Department of Orthopedic Surgery, La Paz University Hospital, Paseo de la Castellana 261, 28046 Madrid, Spain.
Osteoarticular Surgery Research, Hospital La Paz Institute for Health Research-IdiPAZ (La Paz University Hospital-Autonomous University of Madrid), 28046 Madrid, Spain.
Int J Mol Sci. 2022 Nov 29;23(23):14953. doi: 10.3390/ijms232314953.
More than 10% of the world's population suffers from osteoarthritis (OA) of the knee, with a lifetime risk of 45%. Current treatments for knee OA pain are as follows: weight control; oral pharmacological treatment (non-steroidal anti-inflammatory drugs, paracetamol, opioids); mechanical aids (crutches, walkers, braces, orthotics); therapeutic physical exercise; and intraarticular injections of corticosteroids, hyaluronic acid, and platelet-rich plasma (PRP). The problem is that such treatments usually relieve joint pain for only a short period of time. With respect to intraarticular injections, corticosteroids relieve pain for several weeks, while hyaluronic acid and PRP relieve pain for several months. When the above treatments fail to control knee pain, total knee arthroplasty (TKA) is usually indicated; however, although a very effective surgical technique, it can be associated with medical and postoperative (surgery-related) complications. Therefore, it seems essential to look for safe and effective alternative treatments to TKA. Recently, there has been much research on intraarticular injections of mesenchymal stem cells (MSCs) for the management of OA of the knee joint. This article reviews the latest information on the molecular mechanisms of action of MSCs and their potential therapeutic benefit in clinical practice in patients with painful knee OA. Although most recent publications claim that intraarticular injections of MSCs relieve joint pain in the short term, their efficacy remains controversial given that the existing scientific information on MSCs is indecisive. Before recommending intraarticular MSCs injections routinely in patients with painful knee OA, more studies comparing MSCs with placebo are needed. Furthermore, a standard protocol for intraarticular injections of MSCs in knee OA is needed.

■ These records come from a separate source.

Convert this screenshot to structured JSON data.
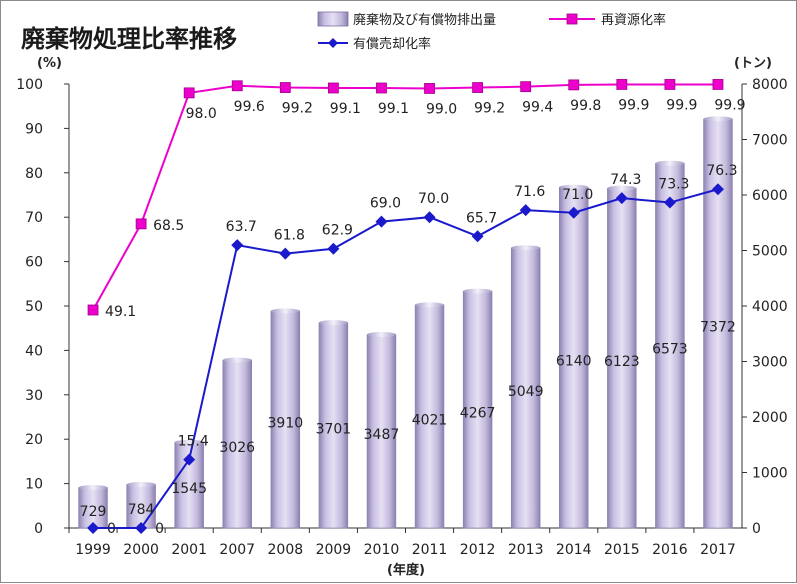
{
  "chart_data": {
    "type": "bar",
    "title": "廃棄物処理比率推移",
    "categories": [
      "1999",
      "2000",
      "2001",
      "2007",
      "2008",
      "2009",
      "2010",
      "2011",
      "2012",
      "2013",
      "2014",
      "2015",
      "2016",
      "2017"
    ],
    "x_unit": "(年度)",
    "y_left": {
      "unit": "(%)",
      "min": 0,
      "max": 100,
      "step": 10
    },
    "y_right": {
      "unit": "(トン)",
      "min": 0,
      "max": 8000,
      "step": 1000
    },
    "grid": false,
    "legend_position": "top-right",
    "series": [
      {
        "name": "廃棄物及び有償物排出量",
        "type": "bar",
        "axis": "right",
        "color": "#b4a9d0",
        "values": [
          729,
          784,
          1545,
          3026,
          3910,
          3701,
          3487,
          4021,
          4267,
          5049,
          6140,
          6123,
          6573,
          7372
        ]
      },
      {
        "name": "再資源化率",
        "type": "line",
        "axis": "left",
        "color": "#ee00cc",
        "marker": "square",
        "values": [
          49.1,
          68.5,
          98.0,
          99.6,
          99.2,
          99.1,
          99.1,
          99.0,
          99.2,
          99.4,
          99.8,
          99.9,
          99.9,
          99.9
        ],
        "labels": [
          "49.1",
          "68.5",
          "98.0",
          "99.6",
          "99.2",
          "99.1",
          "99.1",
          "99.0",
          "99.2",
          "99.4",
          "99.8",
          "99.9",
          "99.9",
          "99.9"
        ]
      },
      {
        "name": "有償売却化率",
        "type": "line",
        "axis": "left",
        "color": "#1a1acc",
        "marker": "diamond",
        "values": [
          0,
          0,
          15.4,
          63.7,
          61.8,
          62.9,
          69.0,
          70.0,
          65.7,
          71.6,
          71.0,
          74.3,
          73.3,
          76.3
        ],
        "labels": [
          "0",
          "0",
          "15.4",
          "63.7",
          "61.8",
          "62.9",
          "69.0",
          "70.0",
          "65.7",
          "71.6",
          "71.0",
          "74.3",
          "73.3",
          "76.3"
        ]
      }
    ]
  }
}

超过 10%的世界人口患有膝关节骨关节炎(OA),终身发病风险为 45%。目前膝关节 OA 疼痛的治疗方法如下:控制体重;口服药物治疗(非甾体抗炎药、扑热息痛、阿片类药物);机械辅助(拐杖、助行器、支具、矫形器);治疗性体育锻炼;关节内注射皮质类固醇、透明质酸和富含血小板的血浆(PRP)。问题是,这些治疗方法通常只能缓解关节疼痛一段时间。对于关节内注射,皮质类固醇可缓解疼痛数周,而透明质酸和 PRP 可缓解疼痛数月。当上述治疗方法无法控制膝关节疼痛时,通常需要进行全膝关节置换术(TKA);然而,尽管这是一种非常有效的手术技术,但它可能与医疗和术后(与手术相关)并发症有关。因此,似乎有必要寻找 TKA 的安全有效替代治疗方法。最近,人们对关节内注射间充质干细胞(MSCs)治疗膝关节骨关节炎进行了大量研究。本文综述了 MSCs 的作用机制及其在临床实践中治疗疼痛性膝关节 OA 患者的潜在治疗益处的最新信息。尽管最近的大多数出版物声称关节内注射 MSCs 可在短期内缓解关节疼痛,但鉴于现有的 MSCs 科学信息尚无定论,其疗效仍存在争议。在推荐常规性地对疼痛性膝关节 OA 患者进行关节内 MSC 注射之前,还需要更多比较 MSC 与安慰剂的研究。此外,还需要一个膝关节 OA 关节内注射 MSCs 的标准方案。